Moore, who has been cowed by Wyndham’s name and the stern air of the barrister, in spite of his show of defiance, falters here, and the result of the long conversation that ensues between the two men leaves all in Wyndham’s hands.

At the end, seeing the game was up, Moore gave in unconditionally. He acknowledged that Ella’s name was not Moore. It was Haynes. She was no relation of his or his wife’s, but undoubtedly her mother had left the girl to their charge when dying, and as she was useful and his wife was fond of her, they kept her with them. Her father was dead. Mrs. Haynes had always been very reticent. He was of opinion that she had once been in better circumstances. Haynes was not respectable—he, Moore, had an idea that his father had cast him off. He was not at all sure that Haynes was his real name. He had, indeed, reasons for thinking it wasn’t, but he had never been able to discover anything; and when the child was left to them, his wife had insisted on calling her Moore. She had gone by that name ever since.

All this information was not given until payment had been demanded and made, and after that there had been a final settlement, by which all the small belongings of the girl were to be delivered up to Wyndham; over this part of the transaction Moore had proved himself specially shrewd. As the game was up, he was determined to see himself really well out of it; and in the end he made so excellent a bargain that Wyndham found himself a good deal out of pocket. The price he paid was certainly a heavy one for two boxes, that might contain anything or nothing, and, for an astute lawyer like Wyndham, bordered on the absurd. Beyond doubt, if he went to law with the fellow, Ella would have got her own, but then there would be the publicity, and—— Any way, he paid it—not so much for the boxes, however, as for the certainty that Moore would go abroad and leave Ella free. It was for that he bought and paid. But in spite of his better sense, that told him if there were anything in the boxes worth having Moore or his wife would have traded on it long ago, still he looked forward to the examining of them with a strange anxiety.

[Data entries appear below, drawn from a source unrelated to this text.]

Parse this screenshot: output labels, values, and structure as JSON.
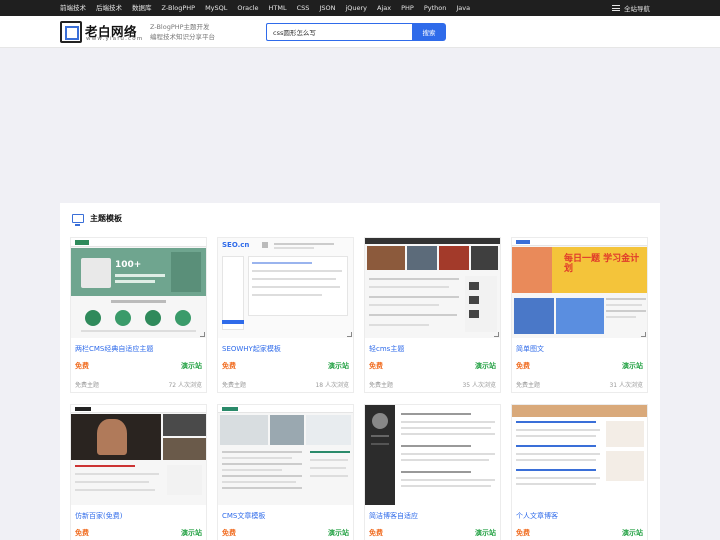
{
  "topnav": {
    "links": [
      "前端技术",
      "后端技术",
      "数据库",
      "Z-BlogPHP",
      "MySQL",
      "Oracle",
      "HTML",
      "CSS",
      "JSON",
      "jQuery",
      "Ajax",
      "PHP",
      "Python",
      "Java"
    ],
    "site_nav": "全站导航"
  },
  "header": {
    "logo_name": "老白网络",
    "logo_url": "www.yiafu.com",
    "slogan_line1": "Z-BlogPHP主题开发",
    "slogan_line2": "编程技术知识分享平台"
  },
  "search": {
    "value": "css圆形怎么写",
    "button": "搜索"
  },
  "section": {
    "title": "主题模板"
  },
  "cards": [
    {
      "title": "两栏CMS经典自适应主题",
      "price": "免费",
      "demo": "演示站",
      "category": "免费主题",
      "views": "72 人次浏览"
    },
    {
      "title": "SEOWHY起家模板",
      "price": "免费",
      "demo": "演示站",
      "category": "免费主题",
      "views": "18 人次浏览"
    },
    {
      "title": "轻cms主题",
      "price": "免费",
      "demo": "演示站",
      "category": "免费主题",
      "views": "35 人次浏览"
    },
    {
      "title": "简单图文",
      "price": "免费",
      "demo": "演示站",
      "category": "免费主题",
      "views": "31 人次浏览"
    },
    {
      "title": "仿新百家(免费)",
      "price": "免费",
      "demo": "演示站",
      "category": "",
      "views": ""
    },
    {
      "title": "CMS文章模板",
      "price": "免费",
      "demo": "演示站",
      "category": "",
      "views": ""
    },
    {
      "title": "简洁博客自适应",
      "price": "免费",
      "demo": "演示站",
      "category": "",
      "views": ""
    },
    {
      "title": "个人文章博客",
      "price": "免费",
      "demo": "演示站",
      "category": "",
      "views": ""
    }
  ],
  "thumb_text": {
    "t1_headline": "100+",
    "t2_logo": "SEO.cn",
    "t4_banner": "每日一题 学习金计划"
  },
  "colors": {
    "topbar": "#1f1f1f",
    "accent_blue": "#2f6bea",
    "price_orange": "#f06a1d",
    "demo_green": "#27a347"
  }
}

When they came, they brought only disappointment with them—one was a hideous trunk, absolutely empty; the other a small dressing-case that had been costly when first made, the clasps and fastenings being of silver. The bottles inside had no doubt been made of silver, but they were all gone. It was a melancholy relic, and Wyndham, looking at it, told himself that probably Ella’s mother had picked it up for the sake of its outside beauty (the wood was Coromandel, and very pretty) at some cheap sale. Inside it was as empty of information as the trunk itself, a reel or two of thread, a pair of old black silk gloves, and a little bit of fancy work half done, being the only things to be seen. No letters or clue of any sort. It looked like the dressing-case of a young girl. On the lid were engraved the letters E. B. He was right, then—of course Ella’s mother had bought it. What could E. B. have to do with Mrs. Haynes? Unless her maiden name. But it seemed a common story, scarce worth looking into any further. All that was to be seen to now was Moore’s departure. And this he saw to effectually, getting up on a pouring morning to see Moore off, and giving him half of the cheque agreed on, as he left the outward-bound ship that took Moore with it. The big trunk he got rid of through the means of Denis, who burnt it, and the dressing-case he took down to Ella, who regarded it with reverence, and made a little special place for it on one of the small tables in the drawing-room of the Cottage. It was all that remained to her, poor child—all that she knew—of the woman who was her mother.